Azınlık eğitimi, müftülükler, vakıflar, Türk kimliğinin inkarı, isminde Türk kelimesi geçtiği için kapatılan sivil toplum kuruluşları ve Türk azınlıkla ilgili AİHM kararlarına rağmen sorunlar devam etmekte, bu sorunların üzerine yenileri eklenmektedir. Yunan hükümetlerinin ısrarla devam ettirdikleri milli kimliğimizi inkar etme politikalarıyla Batı Trakya Türk Azınlığını Yunanistan’dan koparmak için elinden geleni yapıyor. Batı Trakya'da baskılar, göç devam ediyor, bölge boşalıyor. Türk milli kimliğinin inkarıyla bizleri vatandaşı olduğumuz ülkede, doğduğumuz topraklarda esarete mahkum etmeye çalışıyorlar.

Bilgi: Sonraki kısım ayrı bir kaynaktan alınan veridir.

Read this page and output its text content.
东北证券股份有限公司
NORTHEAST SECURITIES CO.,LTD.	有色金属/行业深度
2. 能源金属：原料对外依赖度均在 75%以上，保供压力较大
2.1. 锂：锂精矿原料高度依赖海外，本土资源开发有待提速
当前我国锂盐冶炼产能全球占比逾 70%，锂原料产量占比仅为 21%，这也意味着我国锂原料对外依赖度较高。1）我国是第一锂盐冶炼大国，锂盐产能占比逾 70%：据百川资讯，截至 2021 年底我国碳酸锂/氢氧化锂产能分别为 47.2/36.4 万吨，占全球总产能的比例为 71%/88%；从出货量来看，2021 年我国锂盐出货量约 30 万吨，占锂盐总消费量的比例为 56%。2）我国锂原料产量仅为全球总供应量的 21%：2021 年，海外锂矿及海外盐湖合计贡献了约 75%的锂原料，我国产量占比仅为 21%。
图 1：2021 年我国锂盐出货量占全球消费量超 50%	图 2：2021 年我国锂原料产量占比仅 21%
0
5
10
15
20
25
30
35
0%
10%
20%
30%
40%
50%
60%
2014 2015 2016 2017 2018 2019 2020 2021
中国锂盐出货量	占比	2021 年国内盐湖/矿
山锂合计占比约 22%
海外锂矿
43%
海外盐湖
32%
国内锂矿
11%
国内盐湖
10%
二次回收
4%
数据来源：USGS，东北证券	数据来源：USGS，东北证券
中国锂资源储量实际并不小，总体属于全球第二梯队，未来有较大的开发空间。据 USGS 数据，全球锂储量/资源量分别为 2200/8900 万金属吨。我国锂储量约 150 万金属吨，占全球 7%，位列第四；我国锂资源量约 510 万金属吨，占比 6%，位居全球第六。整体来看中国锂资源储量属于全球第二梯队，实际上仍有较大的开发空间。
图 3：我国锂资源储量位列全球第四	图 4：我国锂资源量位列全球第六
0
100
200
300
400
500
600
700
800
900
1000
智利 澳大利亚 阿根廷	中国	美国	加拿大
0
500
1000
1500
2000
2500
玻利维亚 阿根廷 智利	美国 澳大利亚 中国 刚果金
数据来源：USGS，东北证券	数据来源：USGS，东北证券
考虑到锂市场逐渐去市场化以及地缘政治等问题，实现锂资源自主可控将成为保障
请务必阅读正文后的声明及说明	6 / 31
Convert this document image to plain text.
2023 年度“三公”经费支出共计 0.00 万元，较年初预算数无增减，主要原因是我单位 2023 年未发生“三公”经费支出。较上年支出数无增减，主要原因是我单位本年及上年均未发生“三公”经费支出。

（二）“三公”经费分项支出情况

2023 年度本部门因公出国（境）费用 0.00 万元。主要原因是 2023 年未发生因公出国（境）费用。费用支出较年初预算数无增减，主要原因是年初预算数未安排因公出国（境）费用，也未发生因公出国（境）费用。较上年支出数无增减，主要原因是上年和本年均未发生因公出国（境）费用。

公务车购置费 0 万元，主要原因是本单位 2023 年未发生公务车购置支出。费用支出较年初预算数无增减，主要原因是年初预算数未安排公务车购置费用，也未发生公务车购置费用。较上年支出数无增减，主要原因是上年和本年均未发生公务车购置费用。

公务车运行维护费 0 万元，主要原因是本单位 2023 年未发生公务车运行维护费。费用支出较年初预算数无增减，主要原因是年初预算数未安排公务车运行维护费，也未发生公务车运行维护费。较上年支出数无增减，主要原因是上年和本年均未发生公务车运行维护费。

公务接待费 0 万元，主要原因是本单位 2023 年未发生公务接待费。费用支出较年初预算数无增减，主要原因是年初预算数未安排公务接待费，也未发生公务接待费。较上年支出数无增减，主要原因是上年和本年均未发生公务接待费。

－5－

Unutulmamalıdır ki Batı Trakya'daki Türk Azınlık, Yunanistan'ın kararıyla varlık kazanmış değildir. Batı Trakya’daki Azınlık TÜRK’tür ve TÜRK olarak varlığını sürdürmeye devam edecektir.
Program sonunda katılanlara lokma hayrı düzenlendi ve büyük ilgi gördü.